Upcoming Talks

DK Discrete Mathematics

Title: DISCRETE MATHEMATICS DAY
Speaker: ()
Date: Friday, 13.12.2019, 10:00-15:15
Room: Lecture room BE01, Styerergasse 30, ground floor
Abstract:

celebrating the beginning of the scientific
activities of the 3rd official funding phase
(01/2019 - 12/2022) of the doctoral program.

10:00 Opening

10:10 Talk by Prof. Klavdija Kutnar
(Rector, University of Primorska, Slovenia):
Lovasz's Hamiltonicity Problem

11:00 Musical interlude by Julian Zalla (e-piano)
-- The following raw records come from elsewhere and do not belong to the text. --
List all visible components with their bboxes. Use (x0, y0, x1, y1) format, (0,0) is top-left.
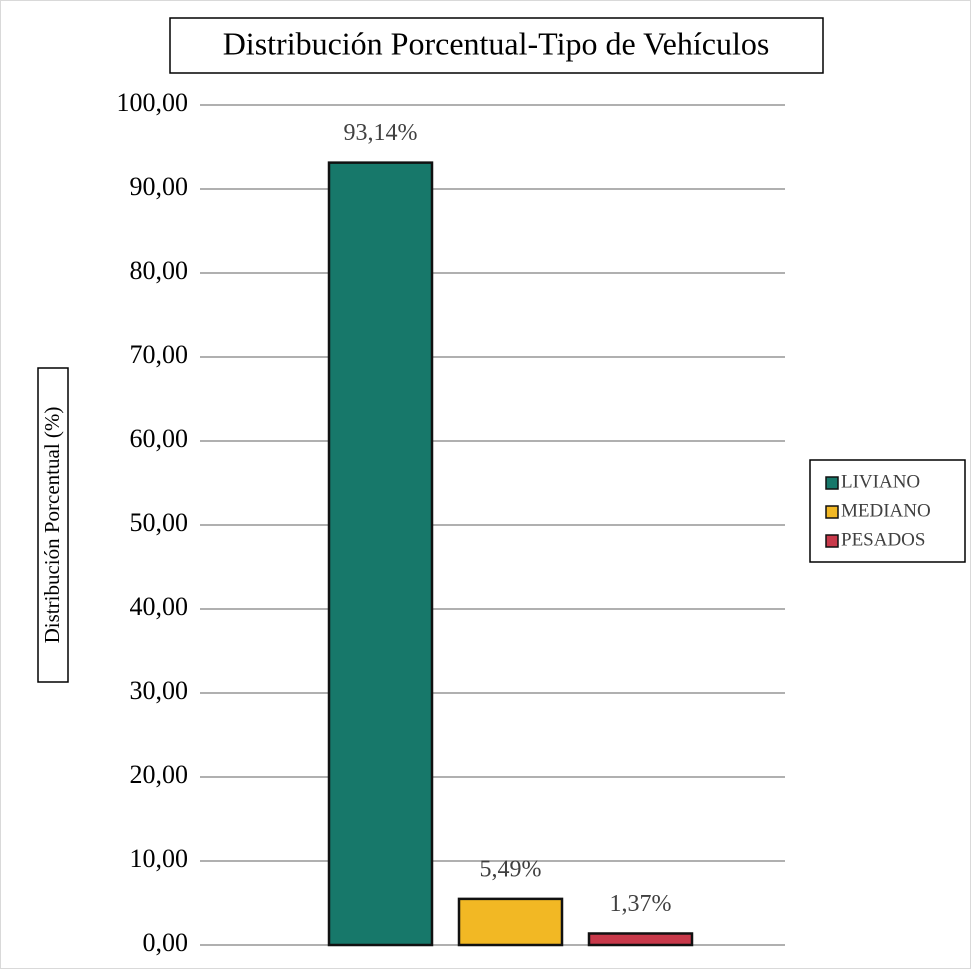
legend-label: MEDIANO (841, 500, 931, 521)
y-label-box (37, 367, 69, 683)
y-tick-label: 80,00 (130, 256, 189, 285)
y-tick-label: 70,00 (130, 340, 189, 369)
title-box (169, 17, 824, 74)
y-tick-label: 10,00 (130, 844, 189, 873)
y-tick-label: 30,00 (130, 676, 189, 705)
y-tick-label: 60,00 (130, 424, 189, 453)
y-tick-label: 100,00 (117, 88, 189, 117)
legend-label: LIVIANO (841, 471, 920, 492)
bar (457, 897, 564, 947)
y-tick-label: 20,00 (130, 760, 189, 789)
bar (327, 161, 434, 947)
data-label: 5,49% (480, 856, 542, 882)
data-label: 1,37% (610, 891, 672, 917)
y-tick-label: 50,00 (130, 508, 189, 537)
chart-title: Distribución Porcentual-Tipo de Vehículo… (223, 25, 770, 61)
y-tick-label: 0,00 (143, 928, 189, 957)
legend-label: PESADOS (841, 529, 925, 550)
data-label: 93,14% (344, 120, 418, 146)
y-tick-label: 40,00 (130, 592, 189, 621)
legend-swatch (825, 534, 839, 548)
legend-swatch (825, 505, 839, 519)
y-tick-label: 90,00 (130, 172, 189, 201)
bar (587, 932, 694, 947)
y-axis-label: Distribución Porcentual (%) (40, 407, 64, 644)
legend-swatch (825, 476, 839, 490)
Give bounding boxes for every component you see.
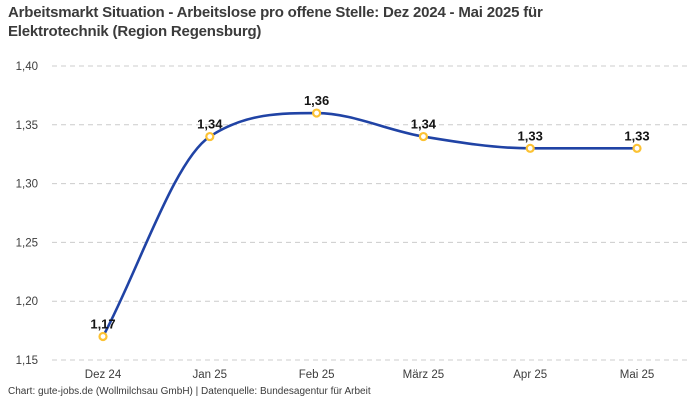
chart-title: Arbeitsmarkt Situation - Arbeitslose pro… — [8, 4, 543, 40]
y-tick-label: 1,25 — [16, 237, 38, 249]
x-tick-label: Apr 25 — [513, 369, 547, 381]
data-point-marker — [205, 131, 215, 142]
y-tick-label: 1,40 — [16, 61, 38, 73]
y-tick-label: 1,15 — [16, 355, 38, 367]
y-tick-label: 1,30 — [16, 179, 38, 191]
data-point-marker — [525, 143, 535, 153]
data-point-label: 1,34 — [411, 117, 437, 132]
data-point-label: 1,36 — [304, 93, 329, 108]
data-point-label: 1,34 — [197, 117, 223, 132]
series-line — [101, 111, 637, 338]
y-tick-label: 1,20 — [16, 296, 38, 308]
x-tick-label: Dez 24 — [85, 369, 122, 381]
data-point-label: 1,33 — [624, 128, 649, 143]
x-tick-label: Jan 25 — [193, 369, 228, 381]
data-point-marker — [312, 108, 322, 118]
chart-footer: Chart: gute-jobs.de (Wollmilchsau GmbH) … — [8, 386, 371, 397]
data-point-label: 1,17 — [90, 316, 115, 331]
x-tick-label: Feb 25 — [299, 369, 335, 381]
data-point-marker — [98, 331, 108, 342]
x-tick-label: März 25 — [403, 369, 445, 381]
data-point-marker — [418, 131, 428, 142]
x-tick-label: Mai 25 — [620, 369, 655, 381]
data-point-label: 1,33 — [518, 128, 543, 143]
y-tick-label: 1,35 — [16, 120, 38, 132]
data-point-marker — [632, 143, 642, 153]
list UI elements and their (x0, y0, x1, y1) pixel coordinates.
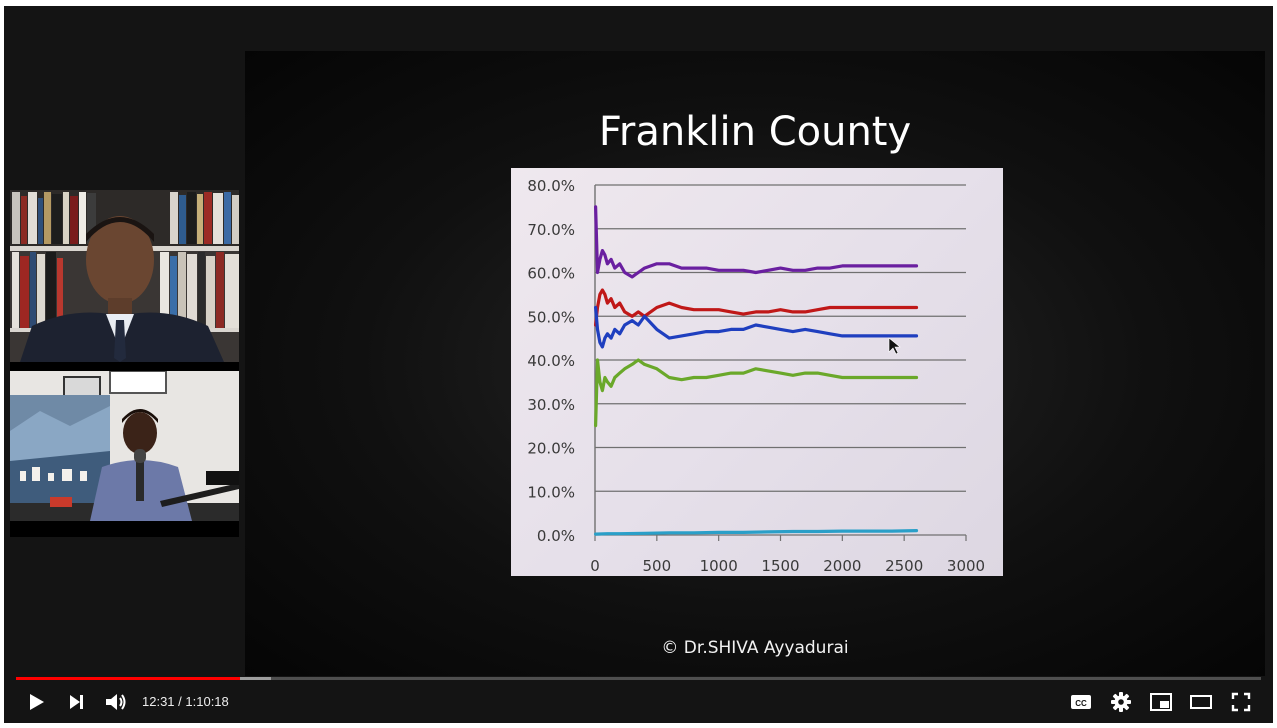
y-tick-label: 70.0% (527, 221, 575, 239)
chart-paper: 0.0% 10.0% 20.0% 30.0% 40.0% 50.0% 60.0% 70.0% 8… (511, 168, 1003, 576)
series-line-1 (593, 205, 919, 279)
miniplayer-button[interactable] (1145, 686, 1177, 718)
guest-video-frame (10, 371, 239, 521)
fullscreen-icon (1231, 692, 1251, 712)
y-tick-label: 40.0% (527, 352, 575, 370)
theater-icon (1190, 695, 1212, 709)
time-separator: / (174, 694, 186, 709)
fullscreen-button[interactable] (1225, 686, 1257, 718)
series-line-2 (593, 288, 919, 327)
next-icon (70, 695, 83, 709)
webcam-panel (10, 190, 239, 537)
y-tick-label: 80.0% (527, 177, 575, 195)
play-icon (30, 694, 44, 710)
y-tick-label: 0.0% (537, 527, 575, 545)
series-line-5 (593, 529, 919, 536)
line-chart: 0.0% 10.0% 20.0% 30.0% 40.0% 50.0% 60.0% 70.0% 8… (527, 177, 985, 575)
webcam-guest (10, 371, 239, 521)
y-tick-label: 20.0% (527, 440, 575, 458)
webcam-host (10, 190, 239, 362)
slide-title: Franklin County (598, 109, 912, 155)
current-time: 12:31 (142, 694, 175, 709)
presentation-slide: Franklin County 0.0% 10.0% 20.0% 30.0% 40.0%… (245, 51, 1265, 676)
time-display: 12:31 / 1:10:18 (142, 686, 229, 718)
progress-bar[interactable] (16, 677, 1261, 680)
miniplayer-icon (1150, 693, 1172, 711)
svg-text:CC: CC (1075, 699, 1087, 708)
volume-button[interactable] (100, 686, 132, 718)
player-controls: 12:31 / 1:10:18 CC (4, 682, 1273, 722)
y-tick-label: 60.0% (527, 265, 575, 283)
x-tick-label: 2000 (823, 557, 861, 575)
x-tick-label: 1500 (761, 557, 799, 575)
video-player[interactable]: Franklin County 0.0% 10.0% 20.0% 30.0% 40.0%… (4, 6, 1273, 723)
settings-button[interactable] (1105, 686, 1137, 718)
subtitles-icon: CC (1071, 695, 1091, 709)
y-tick-label: 50.0% (527, 308, 575, 326)
x-tick-label: 0 (590, 557, 600, 575)
progress-played (16, 677, 241, 680)
x-tick-label: 1000 (700, 557, 738, 575)
x-tick-label: 2500 (885, 557, 923, 575)
host-video-frame (10, 190, 239, 362)
subtitles-button[interactable]: CC (1065, 686, 1097, 718)
x-tick-label: 3000 (947, 557, 985, 575)
cursor-icon (888, 337, 901, 355)
series-line-3 (593, 305, 919, 349)
volume-icon (106, 694, 126, 710)
theater-mode-button[interactable] (1185, 686, 1217, 718)
x-tick-label: 500 (643, 557, 672, 575)
series-line-4 (593, 358, 919, 428)
y-tick-label: 10.0% (527, 483, 575, 501)
play-button[interactable] (20, 686, 52, 718)
next-button[interactable] (60, 686, 92, 718)
y-tick-label: 30.0% (527, 396, 575, 414)
gear-icon (1111, 692, 1131, 712)
slide-copyright: © Dr.SHIVA Ayyadurai (661, 638, 849, 658)
duration: 1:10:18 (185, 694, 229, 709)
11:15 Talk by Mahadi Ddamulira (DK-Project 09):
Repdigits as sums of three Padovan numbers

11:45-13:15 Lunch break

13:15 Talk by Irene Parada (DK-Project 11):
Extending drawings and arrangements

13:45 Musical interlude by Julian Zalla

14:00 Talk by Prof. Stephan Wagner
(Stellenbosch University & Uppsala University):
Coefficients of graph polynomials associated
with random trees and graphs

14:50 Musical finale by Julian Zalla

Mathematisches Kolloquium

Title: n points on the projective line
Speaker: Univ. Prof. Dr. Herwig Hauser (Universität Wien)
Date: 06.12.2019, 14:00 Uhr
Room: Seminarraum Analysis-Zahlentheorie, Kopernikusgasse 24, 2.OG
Abstract:

Deligne, Knudsen and Mumford developed the concept of stable curve in
order to find a geometric compactification of curves of genus g with n
marked points on them. They used quite a bit of heavy machinery to carry
out their constructions and proofs. In the talk, we will restrict to
genus zero, i.e., the projective line, and propose an elementary
approach, using graph theory and the concept of phylogenetic trees. The
lecture addresses a general audience.

Seminar für Kombinatorik und Optimierung

Title: Bilevel Knapsack Problems in a Stackelberg Model
Speaker: Ulrich Pferschy (Institut für Statistik und Operations Research, Universität Graz)
Date: 6.12.2019, 12:15
Room: Seminarraum AE06, Steyrergasse 30, Erdgeschoss
Abstract:

We consider a bilevel knapsack problem, in which one player, the follower,
decides on the optimal utilization of a bounded resource. The second player,
the leader, can offer incentives so that the follower chooses options
attractive also for the leader. Formally, each of the two players is
associated with a subset of the knapsack items. The follower selects a
subset of all items in order to maximize its overall profit. The leader
receives as pay-off only the values from those of its items that are
included by the follower in the overall knapsack solution. We consider the
case where the leader can offer part of the profit of every item to the
follower, and the case where the leader can set the weights of items for the
leader, aiming at a maximum weight of the selected leader's item.

In both cases the resulting setting is a Stackelberg strategic game. The
leader has to resolve the trade-off between offering highly attractive
incentives to the follower and thereby lowering its own pay-offs. We analyze
the problem for the case in which the follower solves the resulting knapsack
problem to optimality and obtain a number of negative complexity results.
Then we invoke a common assumption of the literature, namely that the
follower's computing power is bounded. Under this condition, we study
several natural Greedy-type heuristics applied by the follower.